In 79 CE, Pliny the Younger, seventeen years old at the time, watched Mount Vesuvius erupt from the safety of his home at the opposite end of the Bay of Naples.
“I cannot give you a more exact description,” he wrote in a letter to the historian Tacitus, “than by likening it to that of a pine-tree, for it shot up to a great height in the form of a very tall trunk, which spread itself out at the top into a sort of branches.”
Pliny’s letter is the only surviving eyewitness account of the volcanic event that engulfed the Roman town of Herculaneum in waves of gas and rock, permanently suspending its citizens, markets, streets, and homes in place. A library, too, was sealed in the volcanic ash.
Excavations at Herculaneum in the 1750s uncovered a villa, which might have belonged to Julius Caesar’s father-in-law. It contained 1,800 papyrus scrolls.
With only a small portion of the ancient world’s written output surviving into the modern era, scholars were giddy about the chance to read and study previously unknown texts and manuscripts lost to time. But the hot gases and more than eighty feet of volcanic rock of Vesuvius had sucked the moisture out of the papyrus, compacting the pages and turning the scrolls into cylinders of carbon.
For more than two centuries, scholars have tried in various ways to open and read these carbonized scrolls, yielding only tantalizing glimpses of philosophical and literary texts. Attempts to separate the compacted layers damaged some of the the scrolls.

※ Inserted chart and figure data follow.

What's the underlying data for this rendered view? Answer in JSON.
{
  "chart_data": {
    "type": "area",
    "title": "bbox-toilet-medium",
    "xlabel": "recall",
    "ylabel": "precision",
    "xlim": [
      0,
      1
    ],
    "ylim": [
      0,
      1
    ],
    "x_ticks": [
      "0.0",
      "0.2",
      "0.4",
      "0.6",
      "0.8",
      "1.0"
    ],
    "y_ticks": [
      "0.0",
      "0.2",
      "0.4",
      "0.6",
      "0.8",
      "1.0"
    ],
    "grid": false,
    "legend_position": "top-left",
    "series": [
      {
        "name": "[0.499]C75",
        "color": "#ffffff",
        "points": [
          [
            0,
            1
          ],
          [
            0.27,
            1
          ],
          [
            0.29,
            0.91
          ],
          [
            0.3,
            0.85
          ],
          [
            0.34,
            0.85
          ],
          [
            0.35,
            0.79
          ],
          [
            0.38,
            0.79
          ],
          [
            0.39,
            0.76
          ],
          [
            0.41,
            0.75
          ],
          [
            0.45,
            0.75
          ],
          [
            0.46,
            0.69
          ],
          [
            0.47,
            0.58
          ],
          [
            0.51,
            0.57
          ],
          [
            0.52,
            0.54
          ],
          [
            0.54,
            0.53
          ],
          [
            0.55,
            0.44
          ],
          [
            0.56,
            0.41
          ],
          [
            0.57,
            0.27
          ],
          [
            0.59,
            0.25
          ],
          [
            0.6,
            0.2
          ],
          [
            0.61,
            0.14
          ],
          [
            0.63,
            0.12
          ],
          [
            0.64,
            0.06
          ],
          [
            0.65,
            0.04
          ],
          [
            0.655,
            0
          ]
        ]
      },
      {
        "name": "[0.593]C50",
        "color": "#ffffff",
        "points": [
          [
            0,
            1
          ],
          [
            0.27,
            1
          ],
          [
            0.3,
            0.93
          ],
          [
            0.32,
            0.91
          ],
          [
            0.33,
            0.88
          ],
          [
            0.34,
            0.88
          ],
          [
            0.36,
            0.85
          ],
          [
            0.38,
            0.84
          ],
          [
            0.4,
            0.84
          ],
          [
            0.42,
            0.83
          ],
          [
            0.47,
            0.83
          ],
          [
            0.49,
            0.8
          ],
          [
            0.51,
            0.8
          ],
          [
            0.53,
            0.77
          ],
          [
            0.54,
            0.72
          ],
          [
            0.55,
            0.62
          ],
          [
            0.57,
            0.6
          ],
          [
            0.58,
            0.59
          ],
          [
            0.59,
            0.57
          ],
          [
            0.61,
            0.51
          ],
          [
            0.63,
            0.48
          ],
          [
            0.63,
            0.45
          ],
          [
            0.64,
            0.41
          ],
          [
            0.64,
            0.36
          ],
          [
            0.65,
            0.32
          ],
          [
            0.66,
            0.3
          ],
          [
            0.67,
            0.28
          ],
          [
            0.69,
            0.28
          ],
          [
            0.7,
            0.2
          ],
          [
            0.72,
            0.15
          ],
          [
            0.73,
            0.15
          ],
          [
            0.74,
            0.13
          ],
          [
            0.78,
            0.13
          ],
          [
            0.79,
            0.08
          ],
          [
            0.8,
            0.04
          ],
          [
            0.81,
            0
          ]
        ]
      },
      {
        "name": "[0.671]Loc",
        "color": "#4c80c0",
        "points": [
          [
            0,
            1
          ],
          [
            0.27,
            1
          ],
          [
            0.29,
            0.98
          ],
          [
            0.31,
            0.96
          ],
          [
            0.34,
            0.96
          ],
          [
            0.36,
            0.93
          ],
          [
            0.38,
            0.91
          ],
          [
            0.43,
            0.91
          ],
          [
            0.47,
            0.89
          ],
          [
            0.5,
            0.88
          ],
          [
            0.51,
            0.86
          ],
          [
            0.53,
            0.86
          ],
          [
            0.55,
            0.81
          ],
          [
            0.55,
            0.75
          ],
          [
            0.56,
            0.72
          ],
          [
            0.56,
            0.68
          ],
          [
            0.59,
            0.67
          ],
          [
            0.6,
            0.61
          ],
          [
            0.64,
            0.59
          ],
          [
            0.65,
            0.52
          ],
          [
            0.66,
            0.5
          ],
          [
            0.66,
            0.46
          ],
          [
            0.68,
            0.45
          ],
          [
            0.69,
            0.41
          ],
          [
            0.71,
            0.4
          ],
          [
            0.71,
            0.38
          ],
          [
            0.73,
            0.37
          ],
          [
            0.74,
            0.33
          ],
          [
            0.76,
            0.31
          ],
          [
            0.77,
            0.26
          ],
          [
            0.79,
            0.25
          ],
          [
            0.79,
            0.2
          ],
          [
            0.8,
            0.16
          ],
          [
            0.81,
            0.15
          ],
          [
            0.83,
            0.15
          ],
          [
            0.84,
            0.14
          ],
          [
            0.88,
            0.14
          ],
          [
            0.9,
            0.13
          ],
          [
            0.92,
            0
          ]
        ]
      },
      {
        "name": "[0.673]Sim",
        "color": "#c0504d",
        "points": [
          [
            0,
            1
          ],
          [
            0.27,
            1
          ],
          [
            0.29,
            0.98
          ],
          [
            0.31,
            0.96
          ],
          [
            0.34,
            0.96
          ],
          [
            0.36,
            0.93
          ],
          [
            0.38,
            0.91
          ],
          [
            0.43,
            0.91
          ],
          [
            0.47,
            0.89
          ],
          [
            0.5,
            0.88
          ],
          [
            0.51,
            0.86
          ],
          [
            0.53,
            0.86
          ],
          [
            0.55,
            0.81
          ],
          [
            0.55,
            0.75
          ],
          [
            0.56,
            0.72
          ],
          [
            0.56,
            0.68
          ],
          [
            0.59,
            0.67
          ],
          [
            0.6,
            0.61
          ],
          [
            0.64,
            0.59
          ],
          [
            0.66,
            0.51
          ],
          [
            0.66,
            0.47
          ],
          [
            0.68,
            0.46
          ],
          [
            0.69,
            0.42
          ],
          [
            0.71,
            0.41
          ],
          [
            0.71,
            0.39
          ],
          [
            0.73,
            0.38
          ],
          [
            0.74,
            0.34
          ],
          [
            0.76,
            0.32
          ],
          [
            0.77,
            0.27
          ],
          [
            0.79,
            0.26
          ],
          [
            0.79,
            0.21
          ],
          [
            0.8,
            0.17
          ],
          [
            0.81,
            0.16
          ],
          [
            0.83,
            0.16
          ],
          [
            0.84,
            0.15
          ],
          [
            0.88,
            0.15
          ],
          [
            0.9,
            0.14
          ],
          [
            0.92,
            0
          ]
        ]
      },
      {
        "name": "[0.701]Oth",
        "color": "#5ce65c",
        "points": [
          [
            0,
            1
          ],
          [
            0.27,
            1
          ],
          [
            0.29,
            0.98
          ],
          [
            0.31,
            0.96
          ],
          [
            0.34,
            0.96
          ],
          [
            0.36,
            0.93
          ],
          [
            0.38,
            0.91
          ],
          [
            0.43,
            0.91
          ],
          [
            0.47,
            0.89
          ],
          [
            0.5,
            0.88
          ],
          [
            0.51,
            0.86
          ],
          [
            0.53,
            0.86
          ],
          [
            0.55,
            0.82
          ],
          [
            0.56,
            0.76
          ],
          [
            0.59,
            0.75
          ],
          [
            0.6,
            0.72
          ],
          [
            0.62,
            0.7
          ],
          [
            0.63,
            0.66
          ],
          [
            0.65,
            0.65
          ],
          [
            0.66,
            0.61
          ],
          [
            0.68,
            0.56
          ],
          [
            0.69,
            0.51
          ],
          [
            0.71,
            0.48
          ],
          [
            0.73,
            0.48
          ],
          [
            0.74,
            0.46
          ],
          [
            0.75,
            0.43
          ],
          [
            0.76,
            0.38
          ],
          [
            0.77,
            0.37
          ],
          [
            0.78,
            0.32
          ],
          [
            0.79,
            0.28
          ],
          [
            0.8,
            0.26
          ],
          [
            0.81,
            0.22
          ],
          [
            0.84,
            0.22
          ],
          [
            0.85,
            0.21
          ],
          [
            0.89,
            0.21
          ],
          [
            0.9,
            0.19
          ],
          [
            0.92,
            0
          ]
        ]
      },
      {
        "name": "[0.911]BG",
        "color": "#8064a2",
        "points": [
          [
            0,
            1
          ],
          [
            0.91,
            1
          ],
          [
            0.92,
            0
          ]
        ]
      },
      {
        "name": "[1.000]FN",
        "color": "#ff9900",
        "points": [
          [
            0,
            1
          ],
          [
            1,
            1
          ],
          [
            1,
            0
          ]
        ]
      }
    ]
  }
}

Hundreds more remain unread, too fragile to handle.
The mysteries of the scrolls won’t remain locked for much longer if Brent Seales, a professor of computer science at the University of Kentucky, has his way. With support from NEH, Seales and his team of classicists, curators, and linguists are using CT scans paired with virtual unwrapping software and machine-learning tools to see inside the scrolls without damaging them. This method allows Seales’s team to differentiate between the compacted layers of the scrolls and make the text discernible—no easy feat when the ink itself contains traces of carbon.
The end result will be digital-born versions of the scrolls that scholars can study. The open-source software developed by Seales will also be available to other scholars working on damaged manuscripts.
Seales’s journey into the world of manuscripts began in 1995, when he was asked to work on the only extant copy of Beowulf, which had been damaged by fire. Using spectral imaging, Seales and his team were able to make the charred text visible. In 2015, Seales used his “virtual unwrapping” technique to read a burned scroll found in En Gedi, Israel. The recovered text was identified as a two-thousand-year-old copy of the Book of Leviticus in Hebrew, a landmark discovery in biblical archaeology. Seales’s work on the Herculaneum scrolls builds on these earlier projects, while also pioneering new technical and methodological approaches.
Seales regards unlocking the Herculaneum scrolls as the “moonshot” of his career. “It will be hard for me not to be enthusiastic about it until either we’ve done it or have shown it is impossible,” he has said.